CVEs Seen in This Campaign

  • CVE-2019-7192 - FortiOS - CVSS 9.8 - Path traversal enabling unauthenticated credential access
  • CVE-2023-27532 - Veeam Backup & Replication - CVSS 7.5 - Unauthenticated API access for credential extraction
  • CVE-2024-40711 - Veeam Backup & Replication - CVSS 9.8 - Remote Code Execution via deserialization

Indicators of Compromise

  • 212[.]11[.]64[.]250 - IPv4 - First Seen: Jan 11, 2026 - Last Seen: Feb 18, 2026 - Used for scanning and exploitation
  • 185[.]196[.]11[.]225 - IPv4 - First Seen: Jan 11, 2026 - Last Seen: Feb 18, 2026 - Used for threat operations

What Operations Teams Should Do Now

  • Shut internet exposure for FortiGate management. Limit admin access to a dedicated management network or a bastion with MFA and IP restrictions.
  • Enforce MFA on all VPN and administrative access. Block default, weak, and reused passwords with a policy and continuous checks.
  • Rotate credentials at scale: SSL-VPN users, FortiGate admin accounts, and any creds stored in device configs or backups. Treat them as compromised.
  • Audit Active Directory for DCSync activity (Event ID 4662) and unexpected replication. Investigate any account with Replication permissions.
  • Harden and patch Veeam. Restrict who can access backup servers, watch for unauthorized PowerShell module loads, and validate you're covered for the listed CVEs.
  • Monitor behaviors, not just IOCs: unusual VPN sign-ins, lateral movement patterns (e.g., pass-the-hash/ticket), DC replication from non-DC hosts, and sudden backup job changes.
  • Segment critical services. Domain Controllers and backup servers should be reachable only from tightly controlled admin segments with logging and alerts.
  • Centralize and retain logs from FortiGate, VPN, AD, and backup platforms. Build detections for failed vs. successful admin logins, config downloads, and policy changes.
  • Patch and confirm FortiOS/FortiGate and Veeam against the cited CVEs. Validate with config reviews and exposure scans.
  • If compromise is suspected: isolate affected appliances, revoke tokens/sessions, rotate secrets, review AD replication logs, and rebuild trust for impacted accounts.

Detection Focus Areas

  • FortiGate exposure: validate no management interface is reachable from the internet.

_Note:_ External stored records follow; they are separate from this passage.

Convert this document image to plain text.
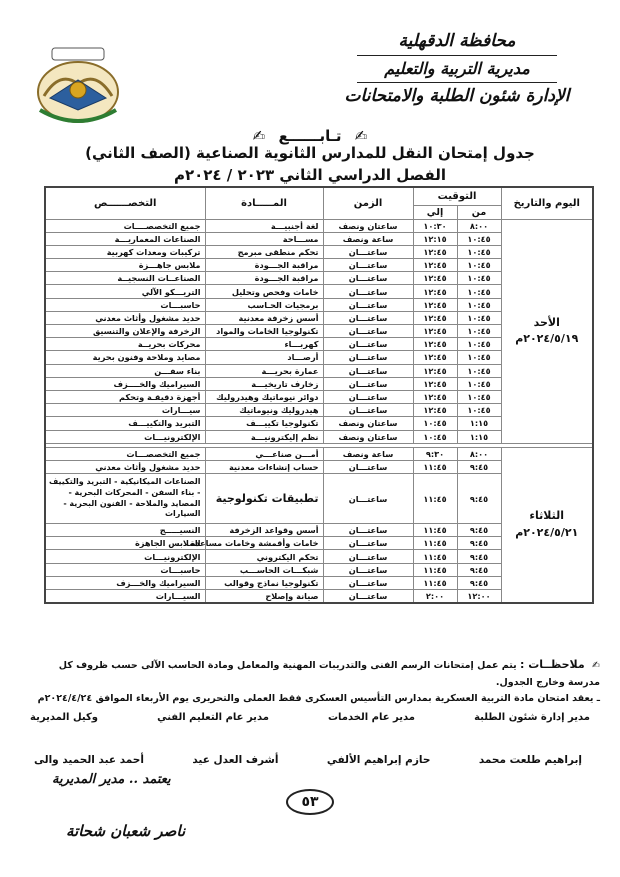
محافظة الدقهلية
مديرية التربية والتعليم
الإدارة شئون الطلبة والامتحانات
✍ تـابــــــع ✍
جدول إمتحان النقل للمدارس الثانوية الصناعية (الصف الثاني)
الفصل الدراسي الثاني ٢٠٢٣ / ٢٠٢٤م
اليوم والتاريخ	التوقيت		الزمن	المـــــادة	التخصــــــص
	من	إلي			

الأحد
٢٠٢٤/٥/١٩م	٨:٠٠	١٠:٣٠	ساعتان ونصف	لغة أجنبيـــة	جميع التخصصــــات
	١٠:٤٥	١٢:١٥	ساعة ونصف	مســـاحة	الصناعات المعماريـــة
	١٠:٤٥	١٢:٤٥	ساعتـــان	تحكم منطقى مبرمج	تركيبات ومعدات كهربية
	١٠:٤٥	١٢:٤٥	ساعتـــان	مراقبة الجـــودة	ملابس جاهـــزة
	١٠:٤٥	١٢:٤٥	ساعتـــان	مراقبة الجـــودة	الصناعــات النسجيــة
	١٠:٤٥	١٢:٤٥	ساعتـــان	خامات وفحص وتحليل	التريـــكو الآلي
	١٠:٤٥	١٢:٤٥	ساعتـــان	برمجيات الحـاسب	حاسبـــات
	١٠:٤٥	١٢:٤٥	ساعتـــان	أسس زخرفة معدنية	حديد مشغول وأثاث معدني
	١٠:٤٥	١٢:٤٥	ساعتـــان	تكنولوجيا الخامات والمواد	الزخرفة والإعلان والتنسيق
	١٠:٤٥	١٢:٤٥	ساعتـــان	كهربـــاء	محركات بحريــة
	١٠:٤٥	١٢:٤٥	ساعتـــان	أرصـــاد	مصايد وملاحة وفنون بحرية
	١٠:٤٥	١٢:٤٥	ساعتـــان	عمارة بحريـــة	بناء سفـــن
	١٠:٤٥	١٢:٤٥	ساعتـــان	زخارف تاريخيـــة	السيراميك والخــــزف
	١٠:٤٥	١٢:٤٥	ساعتـــان	دوائر نيوماتيك وهيدروليك	أجهزة دقيقـة وتحكم
	١٠:٤٥	١٢:٤٥	ساعتـــان	هيدروليك ونيوماتيك	سيـــارات
	١:١٥	١٠:٤٥	ساعتان ونصف	تكنولوجيا تكييـــف	التبريد والتكييـــف
	١:١٥	١٠:٤٥	ساعتان ونصف	نظم إليكترونيـــة	الإلكترونيـــات

الثلاثاء
٢٠٢٤/٥/٢١م	٨:٠٠	٩:٣٠	ساعة ونصف	أمـــن صناعـــي	جميع التخصصـــات
	٩:٤٥	١١:٤٥	ساعتـــان	حساب إنشاءات معدنية	حديد مشغول وأثاث معدني
	٩:٤٥	١١:٤٥	ساعتـــان	تطبيقات تكنولوجية	الصناعات الميكانيكية - التبريد والتكييف - بناء السفن - المحركات البحرية - المصايد والملاحة - الفنون البحرية - السيارات
	٩:٤٥	١١:٤٥	ساعتـــان	أسس وقواعد الزخرفة	النسيـــــج
	٩:٤٥	١١:٤٥	ساعتـــان	خامات وأقمشة وخامات مساعدة	الملابس الجاهزة
	٩:٤٥	١١:٤٥	ساعتـــان	تحكم اليكتروني	الإلكترونيـــات
	٩:٤٥	١١:٤٥	ساعتـــان	شبكـــات الحاســـب	حاسبـــات
	٩:٤٥	١١:٤٥	ساعتـــان	تكنولوجيا نماذج وقوالب	السيراميك والخـــزف
	١٢:٠٠	٢:٠٠	ساعتـــان	صيانة وإصلاح	السيـــارات
✍ ملاحظــات : يتم عمل إمتحانات الرسم الفنى والتدريبات المهنية والمعامل ومادة الحاسب الآلى حسب ظروف كل مدرسة وخارج الجدول.
ـ يعقد امتحان مادة التربية العسكرية بمدارس التأسيس العسكرى فقط العملى والتحريرى يوم الأربعاء الموافق ٢٠٢٤/٤/٢٤م
مدير إدارة شئون الطلبة
مدير عام الخدمات
مدير عام التعليم الفني
وكيل المديرية
إبراهيم طلعت محمد
حازم إبراهيم الألفي
أشرف العدل عيد
أحمد عبد الحميد والى
يعتمد .. مدير المديرية
٥٣
ناصر شعبان شحاتة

Review port usage (443, 8443, 10443, 4443) and geofencing.
  • AD replication misuse: alert on Event ID 4662 with Replication-Get-Changes/All on DCs by non-DC accounts or unexpected hosts.
  • Identity abuse: spikes in failed logins followed by success, admin logins from new locations, and sudden role changes on service accounts.
  • Backup tampering: unexpected PowerShell activity on backup servers, service restarts, encryption setting changes, and job deletions/pauses.
  • Known-tool telemetry: activity patterns associated with credential dumping and lateral movement, even if the tools are renamed.

Why This Matters for Ops

AI didn't make the attacker smarter. It made them faster. At scale, average skill plus automation beats scattered defenses. The fix is boring and effective: reduce exposure, enforce MFA, watch identity flows, and protect backups like they're production.

You don't need a bigger team-you need tighter defaults and automated detection where it counts.